Vieste – La Salata, oasi naturalistica e sito archeologico del III sec d.C. di straordinaria rilevanza poiché segno dell’arrivo dei primi Cristiani sul Gargano, sarà chiusa alle visite dal 17 luglio se le autorità competenti non prenderanno provvedimenti verso gli scarichi di olio che continuano ad essere versati in uno dei due ruscelli che l’attraversano e se non si provvederà alla rimozione della vegetazione che ricopre i ruscelli stessi e le ampie aree del sito. Dell’episodio dello scarico di olio l’ANPANA (Ass. Nazionale Protezione Animali Natura Ambiente) ha già sporto denuncia per iscritto presso la Polizia Municipale e informato il Dirigente dell’Ufficio Ambiente, il Corpo Forestale dello Stato, Assessore al Turismo e operatori turistici di Vieste. I volontari che nel sito si alternano da anni per renderlo fruibile non sono più disposti ad operare in un luogo impraticabile, dove i ruscelli e alcune tombe sono ricoperti di fitta vegetazione a causa dell’incuria nelle pulizie e dove, nei rari tratti nei quali l’acqua è visibile, si vedono in alcune ore del giorno passare e dirigersi verso il mare, macchie d’olio odoranti di fritto.

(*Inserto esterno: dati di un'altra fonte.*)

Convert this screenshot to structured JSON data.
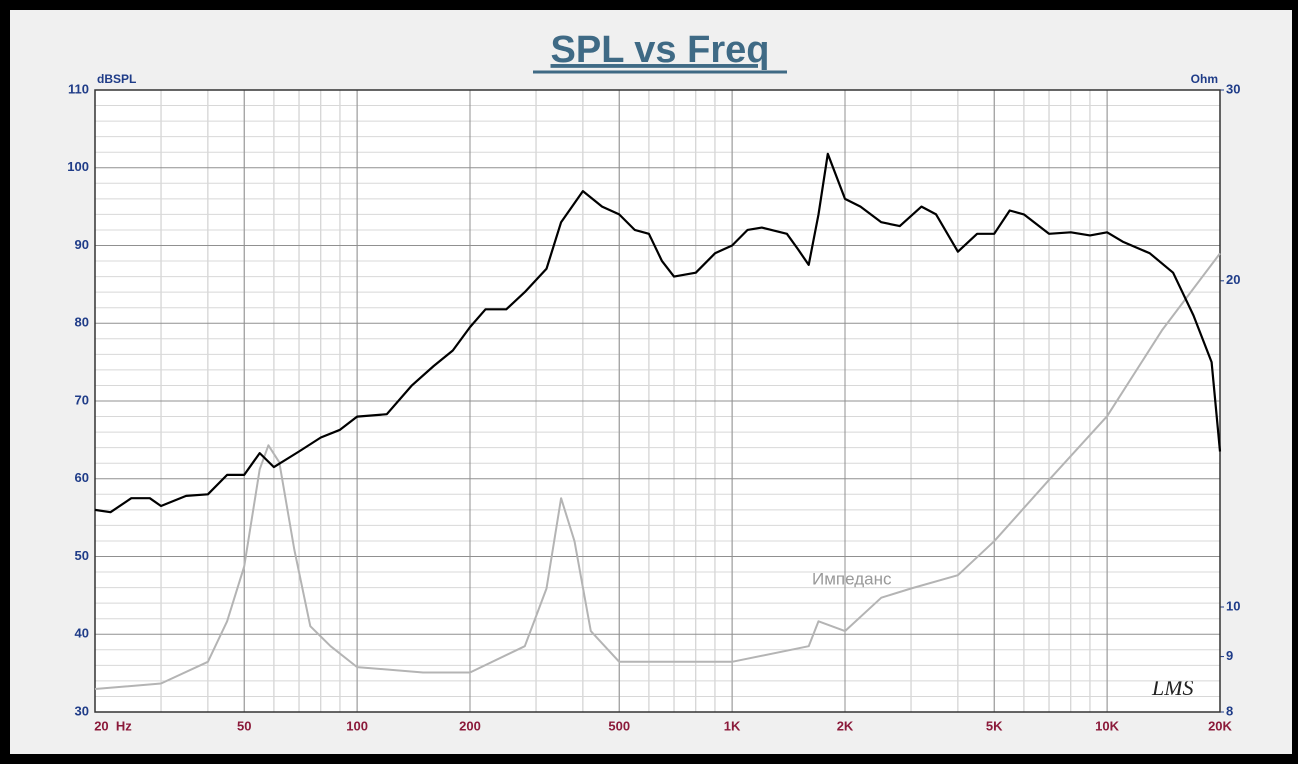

Dopo 15 anni dall’intervento finanziato dal Parco Nazionale del Gargano, le staccionate cadono a pezzi, gli alberi di fico con le loro radici stanno insediando le tombe antichissime scavate nella roccia e la recinzione viene ripetutamente distrutta da balordi che vi entrano la notte, lasciando il giorno dopo bottiglie di birra e immondizia di ogni genere che i volontari sono costretti a pulire quotidianamente. E’ da mesi che il gruppo di volontari segnala questi problemi. Il sito per la città potrebbe essere un fiore all’occhiello invece è diventato motivo di imbarazzo per i volontari che guidano i turisti in visita. Se entro il 17 luglio i ruscelli e le aree infestate da rovi non verranno pulite e se non verrà aperta al più presto una indagine sullo scarico dell’olio, i volontari tireranno i remi in barca e l’Oasi non sarà più visitabile.